Advanced Rail Energy Storage

Monday, April 13th, 2015

Pumped hydro is a simple and effective way to store energy — you just pump water back up over the dam — but building new dams isn’t easy. All the good spots have already been taken, and the regulatory hurdles keep growing. There are other ways to apply the same simple principles though:

Instead of trying to build new pumped hydro facilities, the founders of ARES — William Peitzke, Matt Brown and John Robinson — asked themselves, “How can we do pumped storage hydro-electric, but without any water?” The answer they found was basically the opposite of water: rocks. Or more specifically, rocks on trains.

“We realized the solution was right in front of us,” said Kelly. “The railroad industry had developed an incredibly efficient way to move mass.” One ARES engineer determined that the coefficient friction of steel wheels on railroad track is lower than the coefficient friction of ice skates on ice.

The ARES system uses excess energy from the grid to pull 140-ton railcars up hills (total train weight: 1,350 tons). When the grid needs that power back, they simply let gravity take the weighted cars back down. Regenerative braking — similar to what you find in a Toyota Prius, or in Japanese subways — captures the energy the trains produce along the way

Advanced Rail Energy Storage (ARES)

ARES built a test facility in California to prove the concept, and now they’re in the final stages of building a 50 megawatt facility in Nevada, which will come online in 2016. For comparison, this facility alone will add more energy storage than was built across the entire US in 2013 (44.2 megawatts), according to a recent recent report by US Energy Storage Monitor. The same report suggests that 220 megawatts will be deployed in 2015, twice the capacity of the previous two years combined.

Comments

  1. David Foster says:

    I don’t think “Megawatts” is a very good metric for an energy storage system: it just indicates the rate at which energy can be delivered, saying nothing about how long it can be delivered for. Megawatt-hours would be a much more meaningful number.

  2. Isegoria says:

    I’m so used to pop-science writing that I (correctly?) assumed they meant megawatt-hours.

  3. David Foster says:

    Yeah, it seems impossible for most journalists to grasp the difference. But if it’s really 50 megawatts, that seems unimpressive…it could store the output of a 500MW plant for all of 6 minutes.

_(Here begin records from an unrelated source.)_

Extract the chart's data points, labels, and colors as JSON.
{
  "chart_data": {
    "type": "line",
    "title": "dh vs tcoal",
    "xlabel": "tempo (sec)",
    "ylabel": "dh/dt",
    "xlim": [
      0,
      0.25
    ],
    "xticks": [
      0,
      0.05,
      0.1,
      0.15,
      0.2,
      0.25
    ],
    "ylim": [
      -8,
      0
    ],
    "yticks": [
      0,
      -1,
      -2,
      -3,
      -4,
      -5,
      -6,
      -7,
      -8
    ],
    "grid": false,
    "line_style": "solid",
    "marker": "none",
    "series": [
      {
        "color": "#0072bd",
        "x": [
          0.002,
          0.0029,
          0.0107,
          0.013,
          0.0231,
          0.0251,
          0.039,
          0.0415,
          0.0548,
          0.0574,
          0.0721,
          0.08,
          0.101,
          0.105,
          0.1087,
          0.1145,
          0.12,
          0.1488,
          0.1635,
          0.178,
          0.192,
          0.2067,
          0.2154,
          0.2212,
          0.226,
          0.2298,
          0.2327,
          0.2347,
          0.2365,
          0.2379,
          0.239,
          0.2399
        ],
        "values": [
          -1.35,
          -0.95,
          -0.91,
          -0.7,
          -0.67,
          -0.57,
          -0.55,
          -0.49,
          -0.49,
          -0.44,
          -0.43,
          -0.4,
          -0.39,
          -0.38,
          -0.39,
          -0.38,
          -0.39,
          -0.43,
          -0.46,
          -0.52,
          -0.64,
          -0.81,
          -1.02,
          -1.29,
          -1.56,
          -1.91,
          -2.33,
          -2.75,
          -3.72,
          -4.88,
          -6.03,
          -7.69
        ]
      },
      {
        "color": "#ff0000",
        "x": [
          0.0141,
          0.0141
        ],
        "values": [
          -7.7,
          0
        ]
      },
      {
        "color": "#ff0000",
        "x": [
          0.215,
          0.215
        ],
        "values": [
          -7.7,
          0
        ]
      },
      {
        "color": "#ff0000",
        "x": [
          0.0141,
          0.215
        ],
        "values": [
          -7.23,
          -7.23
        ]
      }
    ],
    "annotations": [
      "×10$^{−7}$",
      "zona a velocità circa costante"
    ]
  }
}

    Here’s a pumped storage hydro project that says it will be able to store 17,000 MWH.

  4. Bob Sykes says:

    Environmentalists successfully killed off pumped storage. It remains to be seen whether this is acceptable to them.

    Aside from their low capacity factors (which require 1 kW of fossil fuel backup for each kW of installed solar or wind), solar and wind often produce excess power when it is not needed. This raises havoc in distribution systems, and the solar or wind systems have to be shut down. People are desperately looking for energy storage systems to capture this lost power. Chemical batteries can’t do it for reasons of cost, energy density and recharge time. This scheme might work if the costs are reasonable.

    Of course, the environmentally correct solution is to shut down all solar or wind systems.

  5. Space Nookie says:

    According to this article and this followup article the California Public Energy Commission (CPUC) has required utilities in that state to purchase an amount of energy storage denominated in megawatts and that storage could be as little as 15 minutes capacity (or less) if that is “enough to bring value in this context”.

  6. Isegoria says:

    So, they used the wrong unit, but it was on purpose?

  7. Space Nookie says:

    Yeah, that’s how I read it. They may have been worried that the utilities would build just a few small facilities with excessive storage to game the requirement, e.g. pumped hydro with a small generator and a very large reservoir.